A novel cryogenic power cycle for LNG cold energy recovery

A novel cryogenic cycle by using a binary mixture as working fluids and combined with a vapor absorption process was proposed to improve the energy recovery efficiency of an LNG (liquefied natural gas) cold power generation. The cycle was simulated with seawater as the heat source and LNG as the heat sink, and the optimization of the power generated per unit LNG was performed. Tetrafluoromethane (CF4) and propane (C3H8) were employed as the working fluids. The effects of the working fluid composition, the recirculation rate of the C3H8-rich solution and the turbine intermediate pressure were investigated. In the cryogenic absorber, the C3H8-rich liquid absorbs the CF4-rich vapor so that the mixture exhausting from the turbine can be fully condensed at a reduced pressure. This reduction of turbine back pressure can considerably improve the cycle efficiency. The presented cycle was compared with the C3H8 ORC (organic Rankine cycle), to show such performance improvement. It is found that the novel cycle is considerably superior to the ORC. The efficiency is increased by 66.3% and the optimized LNG recovery temperature is around −60 °C.

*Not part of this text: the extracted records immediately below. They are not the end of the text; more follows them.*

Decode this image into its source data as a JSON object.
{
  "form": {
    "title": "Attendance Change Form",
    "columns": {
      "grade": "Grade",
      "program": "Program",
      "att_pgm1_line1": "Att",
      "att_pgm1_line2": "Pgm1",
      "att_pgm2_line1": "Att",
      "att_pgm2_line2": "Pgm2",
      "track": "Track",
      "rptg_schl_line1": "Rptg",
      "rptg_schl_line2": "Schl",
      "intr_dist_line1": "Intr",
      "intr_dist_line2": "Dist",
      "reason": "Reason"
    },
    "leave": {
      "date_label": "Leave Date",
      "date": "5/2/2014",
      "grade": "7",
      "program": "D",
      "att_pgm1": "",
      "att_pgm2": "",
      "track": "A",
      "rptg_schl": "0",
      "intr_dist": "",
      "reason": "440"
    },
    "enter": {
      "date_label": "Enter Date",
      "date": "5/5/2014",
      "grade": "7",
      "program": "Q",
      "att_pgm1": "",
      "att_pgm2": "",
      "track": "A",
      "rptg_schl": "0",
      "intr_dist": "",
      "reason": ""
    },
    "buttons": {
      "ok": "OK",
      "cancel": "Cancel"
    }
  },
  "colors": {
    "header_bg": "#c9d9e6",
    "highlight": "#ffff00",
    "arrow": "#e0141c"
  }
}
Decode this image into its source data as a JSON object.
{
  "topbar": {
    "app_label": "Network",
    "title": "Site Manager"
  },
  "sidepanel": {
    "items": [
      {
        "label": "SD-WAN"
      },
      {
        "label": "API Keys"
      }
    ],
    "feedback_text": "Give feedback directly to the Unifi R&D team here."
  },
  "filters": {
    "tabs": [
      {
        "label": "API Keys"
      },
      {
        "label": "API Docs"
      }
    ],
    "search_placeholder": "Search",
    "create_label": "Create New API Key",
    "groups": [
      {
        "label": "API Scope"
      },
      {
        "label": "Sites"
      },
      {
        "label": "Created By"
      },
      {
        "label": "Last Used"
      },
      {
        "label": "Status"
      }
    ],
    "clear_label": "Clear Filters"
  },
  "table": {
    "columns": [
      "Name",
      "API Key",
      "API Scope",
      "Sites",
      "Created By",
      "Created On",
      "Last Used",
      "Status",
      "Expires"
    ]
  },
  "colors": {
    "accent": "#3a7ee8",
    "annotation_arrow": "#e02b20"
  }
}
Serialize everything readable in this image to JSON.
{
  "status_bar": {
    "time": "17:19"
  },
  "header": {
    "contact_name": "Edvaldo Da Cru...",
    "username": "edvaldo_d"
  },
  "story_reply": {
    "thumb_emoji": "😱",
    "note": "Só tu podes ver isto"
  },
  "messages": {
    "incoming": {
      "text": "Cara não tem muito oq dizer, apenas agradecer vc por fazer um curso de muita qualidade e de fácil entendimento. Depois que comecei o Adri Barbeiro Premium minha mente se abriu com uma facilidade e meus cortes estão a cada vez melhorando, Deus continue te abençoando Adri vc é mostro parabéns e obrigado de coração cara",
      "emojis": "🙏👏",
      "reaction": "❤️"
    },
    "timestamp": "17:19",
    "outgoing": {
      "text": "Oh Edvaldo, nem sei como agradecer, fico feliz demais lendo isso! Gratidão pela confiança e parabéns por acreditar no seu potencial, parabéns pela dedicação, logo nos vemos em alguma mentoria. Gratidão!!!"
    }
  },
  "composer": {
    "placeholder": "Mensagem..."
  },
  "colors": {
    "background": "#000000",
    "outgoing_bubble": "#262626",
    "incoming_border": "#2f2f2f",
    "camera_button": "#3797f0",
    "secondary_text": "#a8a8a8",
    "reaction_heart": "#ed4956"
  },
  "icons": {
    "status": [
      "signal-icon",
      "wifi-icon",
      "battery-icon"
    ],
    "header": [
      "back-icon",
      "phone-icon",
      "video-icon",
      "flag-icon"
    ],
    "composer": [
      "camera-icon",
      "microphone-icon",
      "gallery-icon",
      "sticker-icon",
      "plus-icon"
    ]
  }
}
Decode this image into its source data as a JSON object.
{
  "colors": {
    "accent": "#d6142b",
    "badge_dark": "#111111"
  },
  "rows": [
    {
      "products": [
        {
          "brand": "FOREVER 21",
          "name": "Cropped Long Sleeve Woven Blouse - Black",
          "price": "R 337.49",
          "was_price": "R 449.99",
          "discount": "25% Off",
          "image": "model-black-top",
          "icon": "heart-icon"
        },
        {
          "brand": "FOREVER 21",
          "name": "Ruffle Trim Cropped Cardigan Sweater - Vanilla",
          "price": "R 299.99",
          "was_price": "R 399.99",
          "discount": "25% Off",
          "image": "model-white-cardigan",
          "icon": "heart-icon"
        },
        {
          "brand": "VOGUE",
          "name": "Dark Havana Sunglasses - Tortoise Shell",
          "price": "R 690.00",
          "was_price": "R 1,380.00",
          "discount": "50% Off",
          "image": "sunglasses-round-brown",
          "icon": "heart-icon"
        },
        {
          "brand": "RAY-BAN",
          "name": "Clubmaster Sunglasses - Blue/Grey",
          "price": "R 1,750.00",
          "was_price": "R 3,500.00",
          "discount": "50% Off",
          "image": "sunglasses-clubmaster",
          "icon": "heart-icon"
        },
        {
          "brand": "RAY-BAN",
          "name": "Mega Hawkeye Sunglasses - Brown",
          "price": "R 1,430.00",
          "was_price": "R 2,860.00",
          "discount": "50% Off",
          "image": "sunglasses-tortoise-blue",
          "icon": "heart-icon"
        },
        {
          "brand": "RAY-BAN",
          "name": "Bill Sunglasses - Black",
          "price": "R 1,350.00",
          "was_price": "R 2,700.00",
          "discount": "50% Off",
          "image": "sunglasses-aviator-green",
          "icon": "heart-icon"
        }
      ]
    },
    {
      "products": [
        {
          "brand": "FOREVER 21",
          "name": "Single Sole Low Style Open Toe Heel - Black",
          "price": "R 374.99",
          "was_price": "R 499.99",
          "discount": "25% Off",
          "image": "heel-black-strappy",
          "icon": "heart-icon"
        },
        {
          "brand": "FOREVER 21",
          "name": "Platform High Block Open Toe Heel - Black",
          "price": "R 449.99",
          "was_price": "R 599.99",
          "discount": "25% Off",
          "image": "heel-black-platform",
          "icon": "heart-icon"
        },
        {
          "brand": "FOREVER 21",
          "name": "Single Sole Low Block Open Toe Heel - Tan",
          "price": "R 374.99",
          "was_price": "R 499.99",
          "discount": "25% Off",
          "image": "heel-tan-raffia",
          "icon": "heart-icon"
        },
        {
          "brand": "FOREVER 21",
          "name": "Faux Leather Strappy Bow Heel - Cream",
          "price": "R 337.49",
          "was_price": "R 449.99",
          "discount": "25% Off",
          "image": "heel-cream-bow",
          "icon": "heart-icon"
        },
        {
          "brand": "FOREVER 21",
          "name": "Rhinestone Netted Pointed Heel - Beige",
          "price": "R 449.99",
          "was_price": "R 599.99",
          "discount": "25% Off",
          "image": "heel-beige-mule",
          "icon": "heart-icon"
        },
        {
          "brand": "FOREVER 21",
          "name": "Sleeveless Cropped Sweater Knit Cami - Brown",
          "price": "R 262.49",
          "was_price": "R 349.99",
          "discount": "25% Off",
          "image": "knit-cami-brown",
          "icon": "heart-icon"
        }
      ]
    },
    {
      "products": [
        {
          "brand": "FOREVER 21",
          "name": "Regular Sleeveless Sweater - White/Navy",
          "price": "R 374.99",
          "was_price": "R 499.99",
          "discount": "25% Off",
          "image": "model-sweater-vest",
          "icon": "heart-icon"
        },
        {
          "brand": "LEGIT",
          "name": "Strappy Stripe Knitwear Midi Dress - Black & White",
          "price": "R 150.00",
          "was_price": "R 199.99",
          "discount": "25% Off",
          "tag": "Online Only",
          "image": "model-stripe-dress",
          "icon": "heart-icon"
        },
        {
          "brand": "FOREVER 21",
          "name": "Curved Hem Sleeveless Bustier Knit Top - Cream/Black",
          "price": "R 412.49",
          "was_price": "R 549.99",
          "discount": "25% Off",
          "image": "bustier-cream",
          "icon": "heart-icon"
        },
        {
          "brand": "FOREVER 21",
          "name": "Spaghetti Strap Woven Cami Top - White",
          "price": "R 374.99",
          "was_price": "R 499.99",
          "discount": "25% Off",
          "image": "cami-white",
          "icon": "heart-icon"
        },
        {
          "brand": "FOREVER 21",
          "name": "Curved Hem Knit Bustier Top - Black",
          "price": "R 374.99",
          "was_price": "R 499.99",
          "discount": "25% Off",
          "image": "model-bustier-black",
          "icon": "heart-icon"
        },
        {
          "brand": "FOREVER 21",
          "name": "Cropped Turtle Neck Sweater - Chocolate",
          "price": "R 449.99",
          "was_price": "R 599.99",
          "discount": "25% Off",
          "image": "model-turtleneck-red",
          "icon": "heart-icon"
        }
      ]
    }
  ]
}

► A novel cryogenic cycle with a vapor absorption process for improving the energy recovery efficiency of an LNG (liquefied natural gas) cold power generation is proposed. ► Propane (C3H8) and tetrafluoromethane (CF4) are employed as the working fluid. ► The performance improvement of the power cycle has been compared with that of an C3H8 ORC (organic Rankine cycle). ► The results show that the novel cycle is considerably superior to the ORC. ► The efficiency is increased by 66.3% and the optimized LNG recovery temperature is about −60 °C.